Роман «Ада, или Эротиада» открывает перед российским читателем новую страницу творчества великого писателя XX века Владимира Набокова, чьи произведения неизменно становились всемирными сенсациями и всемирными шедеврами. Эта книга никого не оставит равнодушным. Она способна вызвать негодование. Ужас. Восторг. Преклонение. Однако очевидно одно — не вызвать у читателя сильного эмоционального отклика и духовного потрясения «Ада, или Эротиада» не может.
В книге рассказывается история главного героя, который сталкивается с различными проблемами и препятствиями на протяжении всего своего путешествия. По пути он встречает множество второстепенных персонажей, которые играют важные роли в истории. Благодаря опыту главного героя книга исследует такие темы, как любовь, потеря, надежда и стойкость. По мере того, как главный герой преодолевает свои трудности, он усваивает ценные уроки жизни и растет как личность.
Латиноамериканская проза – ярчайший камень в ожерелье художественной литературы XX века. Имена Маркеса, Кортасара, Борхеса и других авторов возвышаются над материком прозы. Рядом с ними высится могучий пик – Жоржи Амаду. Имя этого бразильского писателя – своего рода символ литературы Латинской Америки. Магическая, завораживающая проза Амаду давно и хорошо знакома в нашей стране. Но роман «Тереза Батиста, Сладкий Мёд и Отвага» впервые печатается в полном объеме.
В 1964 г. Нарайан издает книгу «Боги, демоны и другие», в которой ставит перед собой трудную задачу: дать краткий, выразительный пересказ древних легенд, современное их прочтение. Нарайан придает своим пересказам особую интонацию, слегка ироническую и отстраненную; он свободно сопоставляет события мифа и сегодняшнего дня.

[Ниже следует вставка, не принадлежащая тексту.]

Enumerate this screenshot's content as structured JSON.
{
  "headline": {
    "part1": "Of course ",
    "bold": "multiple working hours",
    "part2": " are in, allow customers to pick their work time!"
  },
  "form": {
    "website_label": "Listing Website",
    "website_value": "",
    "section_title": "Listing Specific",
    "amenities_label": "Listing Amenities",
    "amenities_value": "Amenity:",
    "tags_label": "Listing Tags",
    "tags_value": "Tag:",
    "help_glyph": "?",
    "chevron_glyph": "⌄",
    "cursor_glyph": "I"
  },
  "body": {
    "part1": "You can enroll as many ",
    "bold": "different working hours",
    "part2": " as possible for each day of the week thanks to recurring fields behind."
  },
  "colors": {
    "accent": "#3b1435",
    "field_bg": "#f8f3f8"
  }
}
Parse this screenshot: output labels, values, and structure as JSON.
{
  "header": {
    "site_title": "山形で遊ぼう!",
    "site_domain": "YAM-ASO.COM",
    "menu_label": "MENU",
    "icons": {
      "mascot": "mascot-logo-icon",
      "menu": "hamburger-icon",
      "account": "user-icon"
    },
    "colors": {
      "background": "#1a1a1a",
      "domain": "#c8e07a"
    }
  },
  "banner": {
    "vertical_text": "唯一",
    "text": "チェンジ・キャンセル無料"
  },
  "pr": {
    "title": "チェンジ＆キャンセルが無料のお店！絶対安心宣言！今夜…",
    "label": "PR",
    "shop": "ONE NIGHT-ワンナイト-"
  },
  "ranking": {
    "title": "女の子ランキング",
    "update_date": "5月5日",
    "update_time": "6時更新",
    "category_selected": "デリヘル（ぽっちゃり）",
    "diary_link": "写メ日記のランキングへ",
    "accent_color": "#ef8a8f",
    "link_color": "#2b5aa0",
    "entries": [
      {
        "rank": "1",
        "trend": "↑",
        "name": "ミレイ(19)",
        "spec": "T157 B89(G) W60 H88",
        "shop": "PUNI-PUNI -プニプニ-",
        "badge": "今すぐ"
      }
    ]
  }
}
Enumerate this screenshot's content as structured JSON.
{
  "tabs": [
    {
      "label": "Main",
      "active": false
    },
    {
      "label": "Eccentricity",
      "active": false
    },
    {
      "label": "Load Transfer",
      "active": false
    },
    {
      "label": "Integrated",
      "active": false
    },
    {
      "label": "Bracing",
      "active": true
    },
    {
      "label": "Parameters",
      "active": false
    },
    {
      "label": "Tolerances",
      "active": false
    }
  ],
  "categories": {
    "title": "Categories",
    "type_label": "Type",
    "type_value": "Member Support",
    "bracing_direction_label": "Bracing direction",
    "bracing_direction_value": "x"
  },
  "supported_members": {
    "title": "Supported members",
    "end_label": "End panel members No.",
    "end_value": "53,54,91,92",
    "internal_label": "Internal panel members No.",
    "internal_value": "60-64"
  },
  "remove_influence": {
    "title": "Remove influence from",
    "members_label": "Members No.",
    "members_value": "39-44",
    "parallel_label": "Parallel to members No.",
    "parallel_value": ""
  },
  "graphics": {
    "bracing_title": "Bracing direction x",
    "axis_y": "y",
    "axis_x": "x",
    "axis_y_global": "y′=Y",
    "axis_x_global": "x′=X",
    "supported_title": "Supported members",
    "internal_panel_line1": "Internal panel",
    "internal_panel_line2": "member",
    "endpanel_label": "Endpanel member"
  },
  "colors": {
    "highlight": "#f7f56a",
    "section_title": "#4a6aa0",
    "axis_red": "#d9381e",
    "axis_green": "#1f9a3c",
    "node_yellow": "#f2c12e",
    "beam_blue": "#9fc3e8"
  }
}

Грозное оружие сатиры И. Эркеня обращено против социальной несправедливости, лжи и обывательского равнодушия, против моральной беспринципности. Вера в торжество гуманизма — таков общественный пафос его творчества.
Мухаммед Диб — крупнейший современный алжирский писатель, автор многих романов и новелл, получивших широкое международное признание.В романах «Кто помнит о море», «Пляска смерти», «Бог в стране варваров», «Повелитель охоты», автор затрагивает острые проблемы современной жизни как в странах, освободившихся от колониализма, так и в странах капиталистического Запада.